The regeneration of Limerick
Scale of ambition reflected in plan for €500 million worth of ‘transformational investment infrastructure’
Limerick City and County Council is to be congratulated on its initiative in establishing a special purpose vehicle to undertake what has been billed as “the biggest single Irish commercial development programme outside the capital” over the next five years.
The Limerick 2030 Strategic Development DAC (Designated Activity Company), chaired by businessman Denis Brosnan, is believed to be the first such entity of this type to be created by a local authority here. It aims to transform a much undervalued city into “one of Europe’s most attractive investment locations” – with an eye to likely fall-out from Brexit. There are lessons for some of our other cities outside of Dublin; notably the scale of ambition.

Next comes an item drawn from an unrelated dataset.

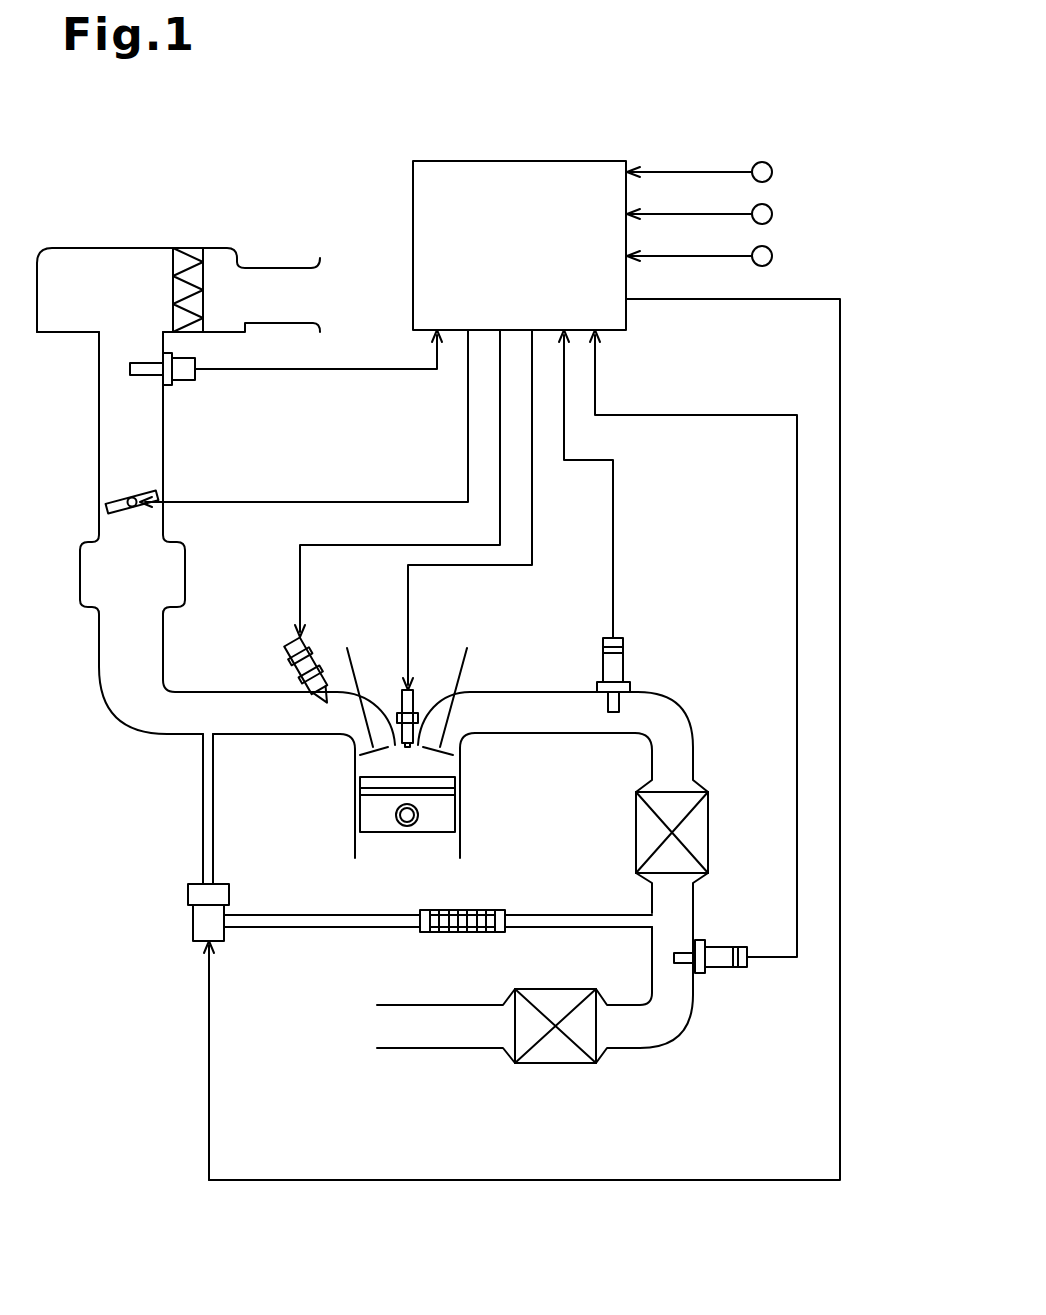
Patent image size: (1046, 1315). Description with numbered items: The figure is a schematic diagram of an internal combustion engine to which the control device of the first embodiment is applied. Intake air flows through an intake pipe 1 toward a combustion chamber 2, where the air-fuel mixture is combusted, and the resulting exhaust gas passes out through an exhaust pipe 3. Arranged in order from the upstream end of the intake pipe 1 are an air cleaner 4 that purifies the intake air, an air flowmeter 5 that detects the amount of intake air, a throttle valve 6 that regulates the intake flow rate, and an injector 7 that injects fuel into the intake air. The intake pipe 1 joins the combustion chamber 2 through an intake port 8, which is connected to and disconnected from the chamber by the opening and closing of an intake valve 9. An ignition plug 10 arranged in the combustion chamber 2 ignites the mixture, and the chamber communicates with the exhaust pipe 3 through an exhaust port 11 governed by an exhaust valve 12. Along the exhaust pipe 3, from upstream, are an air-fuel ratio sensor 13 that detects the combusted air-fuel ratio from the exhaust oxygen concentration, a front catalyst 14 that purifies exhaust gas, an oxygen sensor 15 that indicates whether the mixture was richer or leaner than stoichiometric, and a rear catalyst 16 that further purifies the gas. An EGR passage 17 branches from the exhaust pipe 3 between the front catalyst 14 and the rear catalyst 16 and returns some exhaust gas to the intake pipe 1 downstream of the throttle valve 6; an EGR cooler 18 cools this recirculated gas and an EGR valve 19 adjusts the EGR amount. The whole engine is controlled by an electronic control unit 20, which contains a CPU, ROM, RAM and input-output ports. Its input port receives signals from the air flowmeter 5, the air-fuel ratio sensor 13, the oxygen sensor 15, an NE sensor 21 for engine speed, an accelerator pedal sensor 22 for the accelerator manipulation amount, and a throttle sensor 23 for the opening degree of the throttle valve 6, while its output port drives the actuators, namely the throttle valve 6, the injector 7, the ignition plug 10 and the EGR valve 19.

The new company is charged with delivering more than €500 million worth of “transformational investment infrastructure” to facilitate accelerated development of four strategic sites in Limerick City for office, retail, residential, education and enterprise space, with the capacity to create in excess of 5,000 jobs, mostly in construction.
In doing so, it will add further momentum to Limerick 2030: An Economic and Spatial Plan for Limerick, published in 2013, which the council says has already generated more than €1.3 billion in investment, creating 5,400 permanent jobs as well as a further 2,400 in construction.
This time, the focus will be on the Opera site at Rutland Street, the “Hanging Gardens” site on Henry Street, the Cleeves site on the Co Clare side of the River Shannon and the Troy Studios “film hub” in Castletroy, near the University of Limerick.
The Republic’s third largest city is well used to unveiling ambitious plans – notably the Limerick Regeneration programme, which aimed to reverse decades of neglect of some of its poorer areas, such as Moyross, only to be scaled down later.
Yesterday, as the latest plan was being launched, Father Tony O’Riordan, parish priest of Moyross, warned that drug gangs were again “flourishing” in the impoverished housing estate. A renewed Garda focus on dealing with this social cancer is urgently needed, he said. Otherwise, “I don’t think we will ever regenerate the community”.